Hailing what he called “a new era” in ties with the Arab world, Chinese President Xi Jinping signed a series of strategic deals with Saudi Arabia on Thursday, December 8th.
The leader from China, the world’s biggest energy consumer, received a lavish welcome from the oil-rich nation.
Xi’s car was escorted to the king’s palace by members of the Saudi Royal Guard riding Arabian horses and carrying Chinese and Saudi flags.
Xi also met with Crown Prince Mohammed bin Salman, the de facto ruler of Saudi Arabia.
The two stepped into a pavilion as a military band played the countries’ national anthems.

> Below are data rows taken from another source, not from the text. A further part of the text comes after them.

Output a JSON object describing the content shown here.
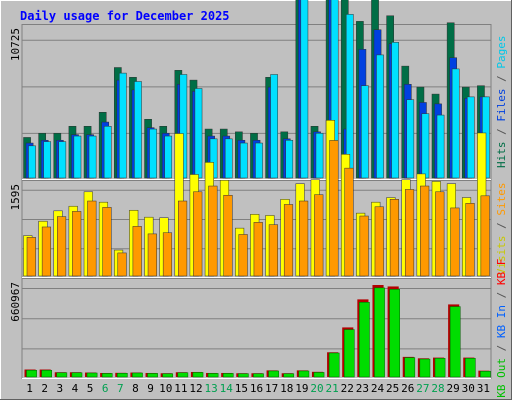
{
  "chart_data": {
    "type": "bar",
    "title": "Daily usage for December 2025",
    "categories": [
      "1",
      "2",
      "3",
      "4",
      "5",
      "6",
      "7",
      "8",
      "9",
      "10",
      "11",
      "12",
      "13",
      "14",
      "15",
      "16",
      "17",
      "18",
      "19",
      "20",
      "21",
      "22",
      "23",
      "24",
      "25",
      "26",
      "27",
      "28",
      "29",
      "30",
      "31"
    ],
    "weekend_days": [
      "6",
      "7",
      "13",
      "14",
      "20",
      "21",
      "27",
      "28"
    ],
    "panels": [
      {
        "id": "hits",
        "ytick": "10725",
        "ymax": 10725,
        "series": [
          {
            "name": "Hits",
            "color": "#006e46",
            "values": [
              2900,
              3200,
              3200,
              3700,
              3700,
              4700,
              7900,
              7200,
              4200,
              3700,
              7700,
              7000,
              3500,
              3500,
              3300,
              3200,
              7200,
              3300,
              14500,
              3700,
              14500,
              14500,
              11200,
              12800,
              11600,
              8000,
              6500,
              6000,
              11100,
              6500,
              6600
            ]
          },
          {
            "name": "Files",
            "color": "#0040e0",
            "values": [
              2500,
              2700,
              2700,
              3100,
              3100,
              4000,
              7000,
              6300,
              3600,
              3200,
              6700,
              6200,
              3000,
              3000,
              2700,
              2700,
              6500,
              2800,
              13300,
              3300,
              13300,
              3500,
              9200,
              10600,
              9600,
              6700,
              5400,
              5300,
              8600,
              5700,
              5800
            ]
          },
          {
            "name": "Pages",
            "color": "#00e0ff",
            "values": [
              2300,
              2600,
              2600,
              3000,
              3000,
              3700,
              7500,
              6900,
              3500,
              3000,
              7400,
              6400,
              2800,
              2800,
              2500,
              2500,
              7400,
              2700,
              13700,
              3200,
              13500,
              11700,
              6600,
              8800,
              9700,
              5600,
              4600,
              4500,
              7800,
              5800,
              5800
            ]
          }
        ]
      },
      {
        "id": "visits",
        "ytick": "1595",
        "ymax": 1595,
        "series": [
          {
            "name": "Visits",
            "color": "#ffff00",
            "values": [
              700,
              950,
              1130,
              1210,
              1460,
              1280,
              450,
              1140,
              1020,
              1010,
              2470,
              1760,
              1970,
              1660,
              830,
              1070,
              1050,
              1330,
              1600,
              1670,
              2700,
              2110,
              1090,
              1280,
              1360,
              1670,
              1770,
              1640,
              1600,
              1360,
              2480
            ]
          },
          {
            "name": "Sites",
            "color": "#ff9900",
            "values": [
              670,
              850,
              1030,
              1120,
              1300,
              1190,
              400,
              860,
              730,
              750,
              1300,
              1460,
              1560,
              1400,
              720,
              930,
              890,
              1240,
              1300,
              1410,
              2350,
              1870,
              1040,
              1200,
              1330,
              1500,
              1560,
              1460,
              1180,
              1260,
              1390
            ]
          }
        ]
      },
      {
        "id": "kbytes",
        "ytick": "660967",
        "ymax": 660967,
        "series": [
          {
            "name": "KB F",
            "color": "#ff0000",
            "values": [
              0,
              0,
              0,
              0,
              0,
              0,
              0,
              0,
              0,
              0,
              0,
              0,
              0,
              0,
              0,
              0,
              0,
              0,
              0,
              0,
              0,
              0,
              0,
              0,
              0,
              0,
              0,
              0,
              0,
              0,
              0
            ]
          },
          {
            "name": "KB In",
            "color": "#0060ff",
            "values": [
              0,
              0,
              0,
              0,
              0,
              0,
              0,
              0,
              0,
              0,
              0,
              0,
              0,
              0,
              0,
              0,
              0,
              0,
              0,
              0,
              0,
              0,
              0,
              0,
              0,
              0,
              0,
              0,
              0,
              0,
              0
            ]
          },
          {
            "name": "KB Out",
            "color": "#00dd00",
            "values": [
              47000,
              47000,
              30000,
              30000,
              28000,
              25000,
              26000,
              28000,
              25000,
              23000,
              30000,
              32000,
              25000,
              25000,
              23000,
              23000,
              42000,
              23000,
              42000,
              32000,
              167000,
              330000,
              520000,
              620000,
              610000,
              135000,
              125000,
              130000,
              490000,
              130000,
              40000
            ]
          },
          {
            "name": "KB Out shade",
            "color": "#b30000",
            "values": [
              52000,
              52000,
              33000,
              33000,
              31000,
              28000,
              29000,
              31000,
              28000,
              26000,
              33000,
              35000,
              28000,
              28000,
              26000,
              26000,
              46000,
              26000,
              46000,
              36000,
              172000,
              345000,
              540000,
              640000,
              630000,
              140000,
              130000,
              135000,
              505000,
              135000,
              44000
            ]
          }
        ]
      }
    ],
    "legends": {
      "hits": [
        {
          "text": "Hits",
          "color": "#006e46"
        },
        {
          "text": " / ",
          "color": "#555555"
        },
        {
          "text": "Files",
          "color": "#0040e0"
        },
        {
          "text": " / ",
          "color": "#555555"
        },
        {
          "text": "Pages",
          "color": "#00c8e8"
        }
      ],
      "visits": [
        {
          "text": "Visits",
          "color": "#c8c800"
        },
        {
          "text": " / ",
          "color": "#555555"
        },
        {
          "text": "Sites",
          "color": "#ff9900"
        }
      ],
      "kbytes": [
        {
          "text": "KB Out",
          "color": "#00c000"
        },
        {
          "text": " / ",
          "color": "#555555"
        },
        {
          "text": "KB In",
          "color": "#0060ff"
        },
        {
          "text": " / ",
          "color": "#555555"
        },
        {
          "text": "KB F",
          "color": "#ff0000"
        }
      ]
    },
    "colors": {
      "background": "#c0c0c0",
      "frame": "#ffffff",
      "title": "#0000ff",
      "weekday_label": "#000000",
      "weekend_label": "#00a050",
      "grid": "#808080"
    }
  }
}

The display stood in stark contrast to the low-key welcome extended to U.S. President Joe Biden in July.
Ties between the U.S. and Saudi Arabia have been strained by the kingdom’s energy policy and the 2018 murder of U.S. based, Washington Post journalist Jamal Khashoggi, which overshadowed the awkward July visit.
On Thursday, King Salman signed a “comprehensive strategic partnership agreement” with Xi that, according to state media, included 34 deals for investment.

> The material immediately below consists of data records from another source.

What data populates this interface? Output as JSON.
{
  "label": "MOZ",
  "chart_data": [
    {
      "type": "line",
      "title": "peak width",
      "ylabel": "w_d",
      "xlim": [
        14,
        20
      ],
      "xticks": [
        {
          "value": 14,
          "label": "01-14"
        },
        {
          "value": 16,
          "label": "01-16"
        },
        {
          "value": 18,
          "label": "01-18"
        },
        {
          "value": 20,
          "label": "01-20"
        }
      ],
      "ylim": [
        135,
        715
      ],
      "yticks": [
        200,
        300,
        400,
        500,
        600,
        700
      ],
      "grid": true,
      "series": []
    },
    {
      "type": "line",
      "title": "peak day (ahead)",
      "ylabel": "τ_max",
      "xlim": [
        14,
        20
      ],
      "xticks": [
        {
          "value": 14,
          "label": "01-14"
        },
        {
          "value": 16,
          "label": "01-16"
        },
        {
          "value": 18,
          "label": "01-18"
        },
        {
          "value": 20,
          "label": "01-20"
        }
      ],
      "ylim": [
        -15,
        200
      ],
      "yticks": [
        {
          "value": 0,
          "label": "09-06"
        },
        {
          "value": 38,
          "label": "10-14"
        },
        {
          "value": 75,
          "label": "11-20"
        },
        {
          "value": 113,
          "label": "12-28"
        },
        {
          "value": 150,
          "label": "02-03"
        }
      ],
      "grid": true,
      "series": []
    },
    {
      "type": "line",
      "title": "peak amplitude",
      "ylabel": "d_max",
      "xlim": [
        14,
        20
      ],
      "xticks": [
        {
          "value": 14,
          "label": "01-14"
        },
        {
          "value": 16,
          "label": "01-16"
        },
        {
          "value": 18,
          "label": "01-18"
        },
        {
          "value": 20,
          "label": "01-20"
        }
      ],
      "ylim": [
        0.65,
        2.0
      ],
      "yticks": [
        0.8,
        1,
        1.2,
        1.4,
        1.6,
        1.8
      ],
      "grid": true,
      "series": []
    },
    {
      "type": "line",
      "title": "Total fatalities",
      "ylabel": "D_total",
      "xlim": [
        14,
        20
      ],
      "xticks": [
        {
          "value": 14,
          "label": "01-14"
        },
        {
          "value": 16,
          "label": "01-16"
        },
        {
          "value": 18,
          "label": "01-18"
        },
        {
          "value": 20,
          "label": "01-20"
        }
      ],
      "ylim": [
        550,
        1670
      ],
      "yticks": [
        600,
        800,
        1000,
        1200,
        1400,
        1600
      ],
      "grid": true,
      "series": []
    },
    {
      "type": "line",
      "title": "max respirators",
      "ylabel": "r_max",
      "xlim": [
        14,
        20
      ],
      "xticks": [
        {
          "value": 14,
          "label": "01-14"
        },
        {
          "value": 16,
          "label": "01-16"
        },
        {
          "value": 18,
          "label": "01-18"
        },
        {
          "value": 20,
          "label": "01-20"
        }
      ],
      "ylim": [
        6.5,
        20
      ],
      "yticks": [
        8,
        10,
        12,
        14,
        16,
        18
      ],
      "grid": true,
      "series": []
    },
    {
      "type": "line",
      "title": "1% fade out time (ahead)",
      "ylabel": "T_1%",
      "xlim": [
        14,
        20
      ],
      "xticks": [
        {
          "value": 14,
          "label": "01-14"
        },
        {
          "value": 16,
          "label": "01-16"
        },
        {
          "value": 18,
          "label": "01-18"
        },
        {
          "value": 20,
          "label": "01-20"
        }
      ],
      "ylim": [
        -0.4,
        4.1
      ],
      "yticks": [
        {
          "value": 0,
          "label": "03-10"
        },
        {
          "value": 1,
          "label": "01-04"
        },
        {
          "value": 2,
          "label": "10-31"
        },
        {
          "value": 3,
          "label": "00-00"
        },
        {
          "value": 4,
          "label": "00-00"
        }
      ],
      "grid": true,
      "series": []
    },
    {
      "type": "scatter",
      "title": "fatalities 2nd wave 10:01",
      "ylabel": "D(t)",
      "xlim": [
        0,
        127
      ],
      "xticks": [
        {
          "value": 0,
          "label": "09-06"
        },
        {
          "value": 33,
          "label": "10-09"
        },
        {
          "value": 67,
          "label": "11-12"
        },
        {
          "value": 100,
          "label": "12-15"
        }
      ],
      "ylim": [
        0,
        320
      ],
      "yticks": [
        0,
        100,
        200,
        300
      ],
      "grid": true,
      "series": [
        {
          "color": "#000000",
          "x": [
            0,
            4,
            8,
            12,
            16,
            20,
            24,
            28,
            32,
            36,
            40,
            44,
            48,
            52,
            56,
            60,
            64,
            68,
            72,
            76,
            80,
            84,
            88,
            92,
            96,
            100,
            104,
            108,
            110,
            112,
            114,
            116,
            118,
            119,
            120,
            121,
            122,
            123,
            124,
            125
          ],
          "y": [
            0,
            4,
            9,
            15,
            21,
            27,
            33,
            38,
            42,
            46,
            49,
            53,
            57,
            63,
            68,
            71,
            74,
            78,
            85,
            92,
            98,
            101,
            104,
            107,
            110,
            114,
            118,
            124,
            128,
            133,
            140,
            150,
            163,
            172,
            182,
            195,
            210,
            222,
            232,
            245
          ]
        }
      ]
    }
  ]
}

One of the deals included Chinese tech giant Huawei involving cloud computing and building high-tech complexes in Saudi cities.
The agreement was struck despite U.S. security concerns over using the Chinese firm’s technology amid Huawei’s growing foray into the Gulf region.
Saudi Arabia and other Gulf states have said that they would not choose sides between global powers and were diversifying partners to serve national economic and security interests.